Proposta legislativa de autoria do Escola sem Partido obteve as 20 mil assinaturas necessárias para que o Senado discuta a ‘desomenagem’. Especialistas condenam a iniciativa. Segundo o pedido, proposto por Stefanny Papaiano e cheio de erros de português (em destaque).
“Paulo Freire é considerado filosofo de esquerda e seu metodo de educação se baseia na luta de classes, o socio construtivismo é a materialização do marxismo cultural, os resultados são catastroficos e tal metodo ja demonstrou em todas as avaliações internacionais que é um fracasso retumbante. O professor Pierluigi Piazzi ja alertava para o fracasso do metodo e vemos na pratica o declinio da eduacação brasileira, não é possivel manter como patrono da nossa educação o responsavel pelo metodo que levou a educação brasileira para o buraco”.

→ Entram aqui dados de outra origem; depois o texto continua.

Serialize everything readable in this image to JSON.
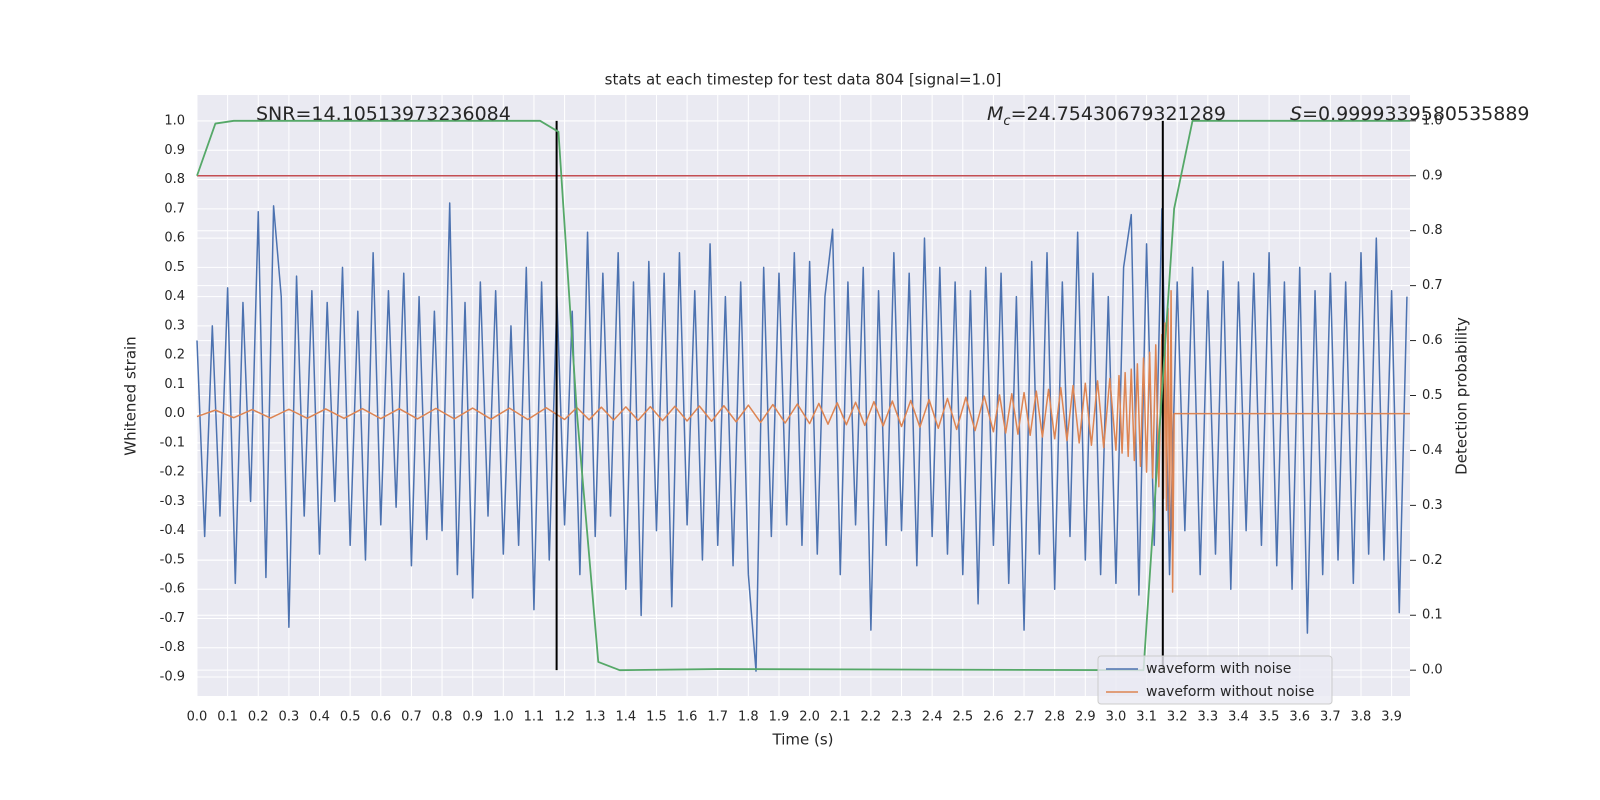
{
  "chart_data": {
    "type": "line",
    "title": "stats at each timestep for test data 804 [signal=1.0]",
    "xlabel": "Time (s)",
    "ylabel": "Whitened strain",
    "y2label": "Detection probability",
    "xlim": [
      0,
      3.96
    ],
    "ylim": [
      -0.965,
      1.089
    ],
    "y2lim": [
      -0.047,
      1.047
    ],
    "xticks": [
      {
        "value": 0,
        "label": "0.0"
      },
      0.1,
      0.2,
      0.3,
      0.4,
      0.5,
      0.6,
      0.7,
      0.8,
      0.9,
      {
        "value": 1,
        "label": "1.0"
      },
      1.1,
      1.2,
      1.3,
      1.4,
      1.5,
      1.6,
      1.7,
      1.8,
      1.9,
      {
        "value": 2,
        "label": "2.0"
      },
      2.1,
      2.2,
      2.3,
      2.4,
      2.5,
      2.6,
      2.7,
      2.8,
      2.9,
      {
        "value": 3,
        "label": "3.0"
      },
      3.1,
      3.2,
      3.3,
      3.4,
      3.5,
      3.6,
      3.7,
      3.8,
      3.9
    ],
    "yticks": [
      -0.9,
      -0.8,
      -0.7,
      -0.6,
      -0.5,
      -0.4,
      -0.3,
      -0.2,
      -0.1,
      {
        "value": 0,
        "label": "0.0"
      },
      0.1,
      0.2,
      0.3,
      0.4,
      0.5,
      0.6,
      0.7,
      0.8,
      0.9,
      {
        "value": 1,
        "label": "1.0"
      }
    ],
    "y2ticks": [
      {
        "value": 0,
        "label": "0.0"
      },
      0.1,
      0.2,
      0.3,
      0.4,
      0.5,
      0.6,
      0.7,
      0.8,
      0.9,
      {
        "value": 1,
        "label": "1.0"
      }
    ],
    "grid": true,
    "legend": "lower right",
    "annotations": [
      {
        "text": "SNR=14.10513973236084"
      },
      {
        "symbol": "M",
        "subscript": "c",
        "text": "=24.75430679321289"
      },
      {
        "symbol": "S",
        "text": "=0.9999339580535889"
      }
    ],
    "series": [
      {
        "name": "waveform with noise",
        "color": "#4c72b0",
        "x": [
          0,
          0.025,
          0.05,
          0.075,
          0.1,
          0.125,
          0.15,
          0.175,
          0.2,
          0.225,
          0.25,
          0.275,
          0.3,
          0.325,
          0.35,
          0.375,
          0.4,
          0.425,
          0.45,
          0.475,
          0.5,
          0.525,
          0.55,
          0.575,
          0.6,
          0.625,
          0.65,
          0.675,
          0.7,
          0.725,
          0.75,
          0.775,
          0.8,
          0.825,
          0.85,
          0.875,
          0.9,
          0.925,
          0.95,
          0.975,
          1,
          1.025,
          1.05,
          1.075,
          1.1,
          1.125,
          1.15,
          1.175,
          1.2,
          1.225,
          1.25,
          1.275,
          1.3,
          1.325,
          1.35,
          1.375,
          1.4,
          1.425,
          1.45,
          1.475,
          1.5,
          1.525,
          1.55,
          1.575,
          1.6,
          1.625,
          1.65,
          1.675,
          1.7,
          1.725,
          1.75,
          1.775,
          1.8,
          1.825,
          1.85,
          1.875,
          1.9,
          1.925,
          1.95,
          1.975,
          2,
          2.025,
          2.05,
          2.075,
          2.1,
          2.125,
          2.15,
          2.175,
          2.2,
          2.225,
          2.25,
          2.275,
          2.3,
          2.325,
          2.35,
          2.375,
          2.4,
          2.425,
          2.45,
          2.475,
          2.5,
          2.525,
          2.55,
          2.575,
          2.6,
          2.625,
          2.65,
          2.675,
          2.7,
          2.725,
          2.75,
          2.775,
          2.8,
          2.825,
          2.85,
          2.875,
          2.9,
          2.925,
          2.95,
          2.975,
          3,
          3.025,
          3.05,
          3.075,
          3.1,
          3.125,
          3.15,
          3.175,
          3.2,
          3.225,
          3.25,
          3.275,
          3.3,
          3.325,
          3.35,
          3.375,
          3.4,
          3.425,
          3.45,
          3.475,
          3.5,
          3.525,
          3.55,
          3.575,
          3.6,
          3.625,
          3.65,
          3.675,
          3.7,
          3.725,
          3.75,
          3.775,
          3.8,
          3.825,
          3.85,
          3.875,
          3.9,
          3.925,
          3.95
        ],
        "values": [
          0.25,
          -0.42,
          0.3,
          -0.35,
          0.43,
          -0.58,
          0.38,
          -0.3,
          0.69,
          -0.56,
          0.71,
          0.4,
          -0.73,
          0.47,
          -0.35,
          0.42,
          -0.48,
          0.38,
          -0.3,
          0.5,
          -0.45,
          0.35,
          -0.5,
          0.55,
          -0.38,
          0.42,
          -0.32,
          0.48,
          -0.52,
          0.4,
          -0.43,
          0.35,
          -0.4,
          0.72,
          -0.55,
          0.38,
          -0.63,
          0.45,
          -0.35,
          0.42,
          -0.48,
          0.3,
          -0.45,
          0.5,
          -0.67,
          0.45,
          -0.5,
          0.4,
          -0.38,
          0.35,
          -0.55,
          0.62,
          -0.42,
          0.48,
          -0.35,
          0.55,
          -0.6,
          0.45,
          -0.69,
          0.52,
          -0.4,
          0.48,
          -0.66,
          0.55,
          -0.38,
          0.42,
          -0.5,
          0.58,
          -0.45,
          0.4,
          -0.52,
          0.45,
          -0.55,
          -0.88,
          0.5,
          -0.42,
          0.48,
          -0.38,
          0.55,
          -0.45,
          0.52,
          -0.48,
          0.4,
          0.63,
          -0.55,
          0.45,
          -0.38,
          0.5,
          -0.74,
          0.42,
          -0.45,
          0.55,
          -0.4,
          0.48,
          -0.52,
          0.6,
          -0.42,
          0.5,
          -0.48,
          0.45,
          -0.55,
          0.42,
          -0.65,
          0.5,
          -0.45,
          0.48,
          -0.58,
          0.4,
          -0.74,
          0.52,
          -0.48,
          0.55,
          -0.6,
          0.45,
          -0.42,
          0.62,
          -0.5,
          0.48,
          -0.55,
          0.4,
          -0.58,
          0.5,
          0.68,
          -0.62,
          0.58,
          -0.45,
          0.7,
          -0.55,
          0.45,
          -0.4,
          0.5,
          -0.55,
          0.42,
          -0.48,
          0.52,
          -0.6,
          0.45,
          -0.4,
          0.48,
          -0.45,
          0.55,
          -0.52,
          0.45,
          -0.6,
          0.5,
          -0.75,
          0.42,
          -0.55,
          0.48,
          -0.5,
          0.45,
          -0.58,
          0.55,
          -0.48,
          0.6,
          -0.5,
          0.42,
          -0.68,
          0.4
        ]
      },
      {
        "name": "waveform without noise",
        "color": "#dd8452",
        "x": [
          0,
          0.06,
          0.12,
          0.18,
          0.24,
          0.3,
          0.36,
          0.42,
          0.48,
          0.54,
          0.6,
          0.66,
          0.72,
          0.78,
          0.84,
          0.9,
          0.96,
          1.02,
          1.08,
          1.14,
          1.2,
          1.24,
          1.28,
          1.32,
          1.36,
          1.4,
          1.44,
          1.48,
          1.52,
          1.56,
          1.6,
          1.64,
          1.68,
          1.72,
          1.76,
          1.8,
          1.84,
          1.88,
          1.92,
          1.96,
          2,
          2.03,
          2.06,
          2.09,
          2.12,
          2.15,
          2.18,
          2.21,
          2.24,
          2.27,
          2.3,
          2.33,
          2.36,
          2.39,
          2.42,
          2.45,
          2.48,
          2.51,
          2.54,
          2.57,
          2.6,
          2.62,
          2.64,
          2.66,
          2.68,
          2.7,
          2.72,
          2.74,
          2.76,
          2.78,
          2.8,
          2.82,
          2.84,
          2.86,
          2.88,
          2.9,
          2.92,
          2.94,
          2.96,
          2.98,
          3,
          3.01,
          3.02,
          3.03,
          3.04,
          3.05,
          3.06,
          3.07,
          3.08,
          3.09,
          3.1,
          3.11,
          3.12,
          3.13,
          3.14,
          3.15,
          3.155,
          3.16,
          3.165,
          3.17,
          3.175,
          3.18,
          3.185,
          3.19,
          3.96
        ],
        "values": [
          -0.01,
          0.012,
          -0.014,
          0.014,
          -0.015,
          0.015,
          -0.016,
          0.016,
          -0.016,
          0.017,
          -0.017,
          0.017,
          -0.018,
          0.018,
          -0.018,
          0.019,
          -0.019,
          0.019,
          -0.02,
          0.02,
          -0.02,
          0.021,
          -0.021,
          0.022,
          -0.022,
          0.023,
          -0.023,
          0.024,
          -0.024,
          0.025,
          -0.025,
          0.026,
          -0.026,
          0.027,
          -0.028,
          0.029,
          -0.03,
          0.031,
          -0.032,
          0.033,
          -0.034,
          0.035,
          -0.036,
          0.037,
          -0.038,
          0.039,
          -0.04,
          0.041,
          -0.042,
          0.043,
          -0.044,
          0.045,
          -0.046,
          0.048,
          -0.05,
          0.052,
          -0.054,
          0.056,
          -0.058,
          0.06,
          -0.062,
          0.064,
          -0.066,
          0.068,
          -0.07,
          0.072,
          -0.074,
          0.077,
          -0.08,
          0.083,
          -0.086,
          0.089,
          -0.092,
          0.096,
          -0.1,
          0.104,
          -0.108,
          0.112,
          -0.116,
          0.12,
          -0.125,
          0.13,
          -0.135,
          0.14,
          -0.146,
          0.152,
          -0.16,
          0.17,
          -0.18,
          0.19,
          -0.2,
          0.21,
          -0.22,
          0.235,
          -0.25,
          0.27,
          -0.29,
          0.31,
          -0.33,
          0.36,
          -0.4,
          0.42,
          -0.61,
          0,
          0
        ]
      }
    ],
    "probability": {
      "color": "#55a868",
      "axis": "y2",
      "x": [
        0,
        0.06,
        0.12,
        1.12,
        1.18,
        1.24,
        1.31,
        1.38,
        1.7,
        3.09,
        3.19,
        3.25,
        3.96
      ],
      "values": [
        0.9,
        0.995,
        1,
        1,
        0.98,
        0.47,
        0.015,
        0,
        0.002,
        0,
        0.84,
        1,
        1
      ]
    },
    "threshold": {
      "value": 0.9,
      "axis": "y2",
      "color": "#c44e52"
    },
    "vlines": {
      "x": [
        1.174,
        3.153
      ],
      "range": [
        0,
        1
      ],
      "axis": "y2",
      "color": "#000000"
    }
  }
}
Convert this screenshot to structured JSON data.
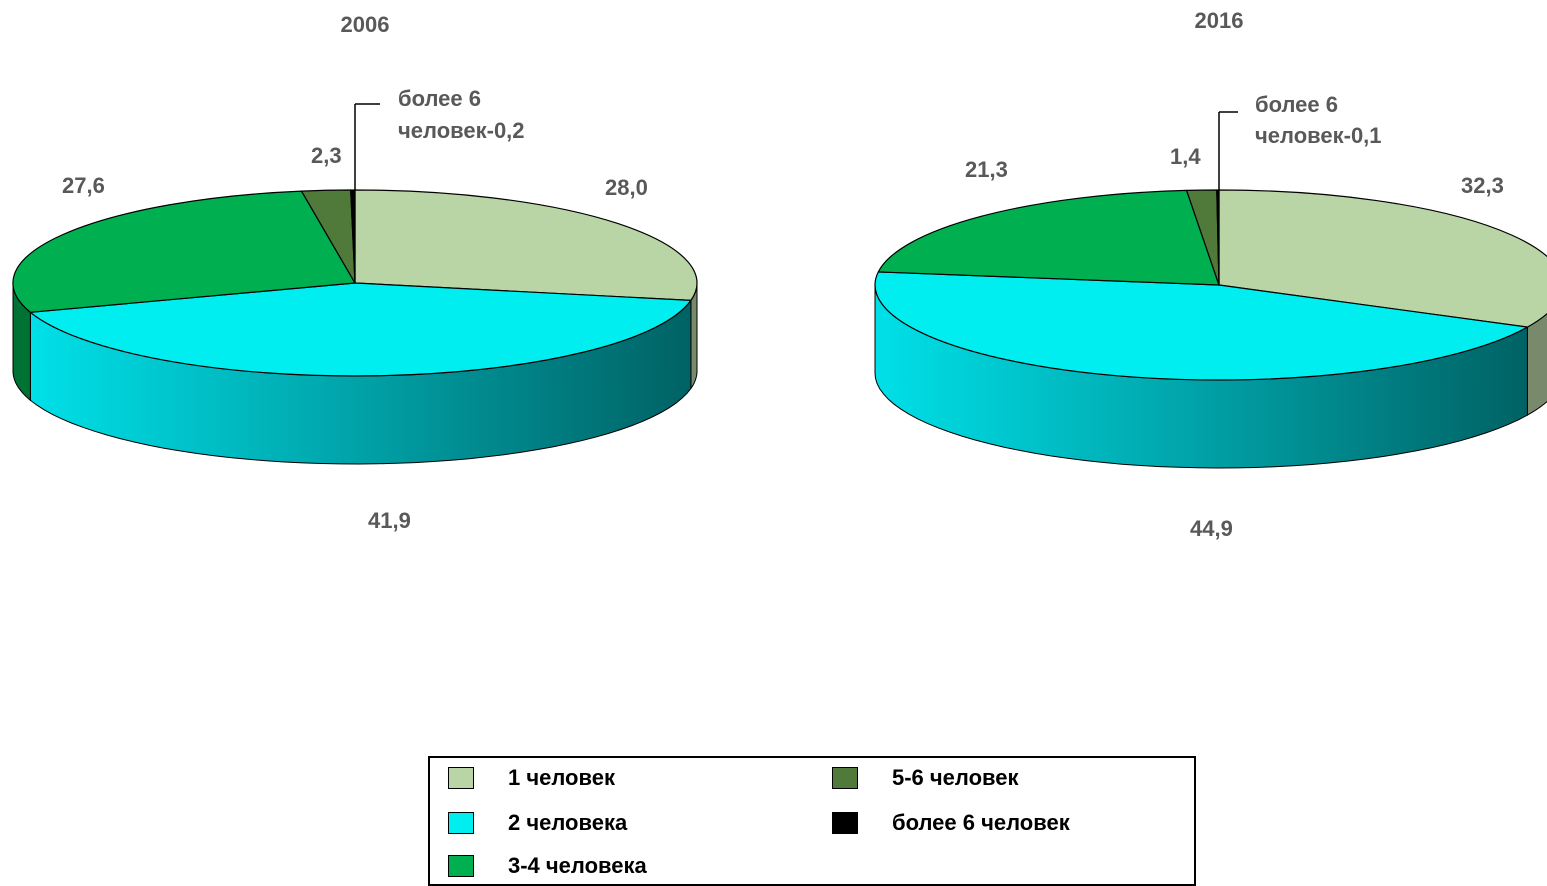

A meta era atingir 20 mil assinaturas em quatro meses, número exigido para que a proposta se tornasse sugestão legislativa. Mas em apenas um mês parou na Comissão de Direitos Humanos e Legislação Participativa do Senado.
A lei que condecorou o pedagogo foi apresentada pela deputada federal Luiza Erundina (Psol-SP) e sancionada pela presidente Dilma em 2012. . “Esse fato inusitado é incompreensível”, resume. “Freire recebeu dezenas de títulos de doutor honoris causa em diversos países, mas o Brasil não reconhece o nosso patrimônio humano”, emenda.
Daniel Medeiros, doutor em Educação Histórica pela UFPR, considera a iniciativa uma agressão. “Quem quer tirar esse título do Paulo Freire não o ofende nem agride, pois que já está morto e enterrado há tempos. Agride a ideia de uma Brasil livre para todos”, destaca.
Quem é Paulo Freire
Morto em 1997, Paulo Freire é um dos mais famosos pedagogos brasileiros e ficou conhecido por defender uma educação voltada à “formação da consciência política”. Em sua obra máxima, ‘Pedagogia do Oprimido’, o intelectual reforça que a Educação tem um papel fundamental para a superação da dicotomia social entre “opressores” e “oprimidos”.
É o terceiro pensador mais citado em trabalhos acadêmicos no mundo, segundo levantamento feito pela London School of Economics em 2016. ‘Pedagogia do Oprimido’ é o único título brasileiro a aparecer na lista dos 100 livros mais requisitados nas listas de leituras exigidas pelas universidades de língua inglesa.